Monday, November 09, 2009

Desire and Anxiety

Anxiety filled every crevice. Every corner. It pushed on his chest from the inside making it hard to breathe. He could feel it foaming up from deep inside the center of his chest, expanding, making his arms and legs physically ache from the pressure. It made him want to cry, to let the tears spurt out as if from a fire hose.
He didn’t understand where it came from. It must be fear but of what? It happened every time he sat down to a project—writing a paper, drawing a commissioned portrait, editing a commercial. It was fear. Fear of not getting it perfect the first time.
It didn’t bother him quite as much when he was editing a commercial. The clients the TV station took on were so cheap that he didn’t care what he turned out. His buddies called him the turd polisher. That’s probably why he’d stayed at his job for so long—15 years now—because it was safe. He could polish turds with the best, and since no one paid any attention to turds, unless the stink was particularly bad, there was no real accountability. The clients who’d never done a commercial before thought he was amazing because they didn’t know what a better editor might be capable of given a greater budget and more time.

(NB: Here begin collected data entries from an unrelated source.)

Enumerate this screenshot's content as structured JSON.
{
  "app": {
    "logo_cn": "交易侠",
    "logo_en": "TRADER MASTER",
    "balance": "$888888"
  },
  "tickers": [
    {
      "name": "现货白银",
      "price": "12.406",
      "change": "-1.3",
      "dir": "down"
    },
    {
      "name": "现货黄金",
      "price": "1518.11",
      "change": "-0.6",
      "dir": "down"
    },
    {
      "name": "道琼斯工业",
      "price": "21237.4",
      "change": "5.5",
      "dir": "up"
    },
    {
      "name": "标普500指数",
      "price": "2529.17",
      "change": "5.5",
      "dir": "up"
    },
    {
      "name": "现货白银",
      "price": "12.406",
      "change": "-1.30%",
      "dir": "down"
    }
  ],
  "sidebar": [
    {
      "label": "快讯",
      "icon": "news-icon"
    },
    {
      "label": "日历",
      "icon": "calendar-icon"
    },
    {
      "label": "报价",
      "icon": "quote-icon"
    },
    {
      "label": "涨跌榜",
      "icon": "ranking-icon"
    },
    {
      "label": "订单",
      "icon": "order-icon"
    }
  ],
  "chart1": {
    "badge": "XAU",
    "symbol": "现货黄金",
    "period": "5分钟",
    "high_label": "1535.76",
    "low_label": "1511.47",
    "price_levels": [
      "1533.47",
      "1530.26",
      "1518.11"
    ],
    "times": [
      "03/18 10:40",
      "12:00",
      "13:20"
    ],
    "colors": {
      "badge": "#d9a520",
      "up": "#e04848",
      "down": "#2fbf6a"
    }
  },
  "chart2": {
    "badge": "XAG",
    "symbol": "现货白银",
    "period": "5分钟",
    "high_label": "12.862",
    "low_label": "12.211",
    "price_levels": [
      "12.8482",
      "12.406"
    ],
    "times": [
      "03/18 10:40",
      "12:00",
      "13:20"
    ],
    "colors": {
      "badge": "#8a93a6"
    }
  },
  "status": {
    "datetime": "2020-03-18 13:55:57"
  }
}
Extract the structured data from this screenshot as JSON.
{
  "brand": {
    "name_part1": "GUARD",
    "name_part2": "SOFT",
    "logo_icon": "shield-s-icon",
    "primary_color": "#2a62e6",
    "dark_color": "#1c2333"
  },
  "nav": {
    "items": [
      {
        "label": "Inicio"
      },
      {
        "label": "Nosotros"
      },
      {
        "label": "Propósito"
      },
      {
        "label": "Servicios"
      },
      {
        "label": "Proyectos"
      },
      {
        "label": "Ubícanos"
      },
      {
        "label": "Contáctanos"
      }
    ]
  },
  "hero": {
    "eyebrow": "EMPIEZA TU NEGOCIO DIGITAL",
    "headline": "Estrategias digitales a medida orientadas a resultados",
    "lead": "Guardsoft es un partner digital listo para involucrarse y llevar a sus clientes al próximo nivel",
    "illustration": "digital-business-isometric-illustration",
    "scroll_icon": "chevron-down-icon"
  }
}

But when he sat down to write or to draw, he actually cared about what he was producing. He wanted it perfect. His life depended upon it, somehow. It was what he’d really wanted to with his life before he’d entered the advertising world as a lowest-tier tv editor. He’d wanted to be Ray Bradbury, then Tobias Wolf, then Richard Adams or a male Margaret Atwood. He’d also wanted to be Monet, Matisse, Degas, and even Warhol.
The force of his desire to create something that, at the very least, didn’t stink at all, and at the most, people would clamber to see or read or watch had always violently collided against this seemingly immovable wall of fear with him caught in the middle. He’d tried to reconcile the two, or to conquer the one and nurture the other (many times he wasn’t sure which he was doing to which). But he’d inevitably feel like he’d have to escape or be crushed.
He gave up the crazy idea of becoming a writer or artist for a time, feeling as if he were drowning in a sea of artists and writers who’d already expressed every idea humanity was capable of. But the idea kept pursuing him. Especially the writing idea. He went long, long stretches of not writing but it kept nagging at him, pulling at the hem of his shirt, needling him in the back of the neck. People had no idea he was a writer, or wanted to become one. Most knew he was an artist because he was always drawing. Drawing came easy and there was no pressure because he had no intention of trying to sell it or push it on others. No one saw his blog, though. No one he knew, anyway. He didn’t want them to. He only wrote because if he didn’t appease the nagging little pest every once in a while, it might irritate him to death.
He knew he’d have to write something substantial sooner or later, though. He’d have to brave the violent clash of anxiety and desire and either perish under the onslaught or come through it somehow a changed man.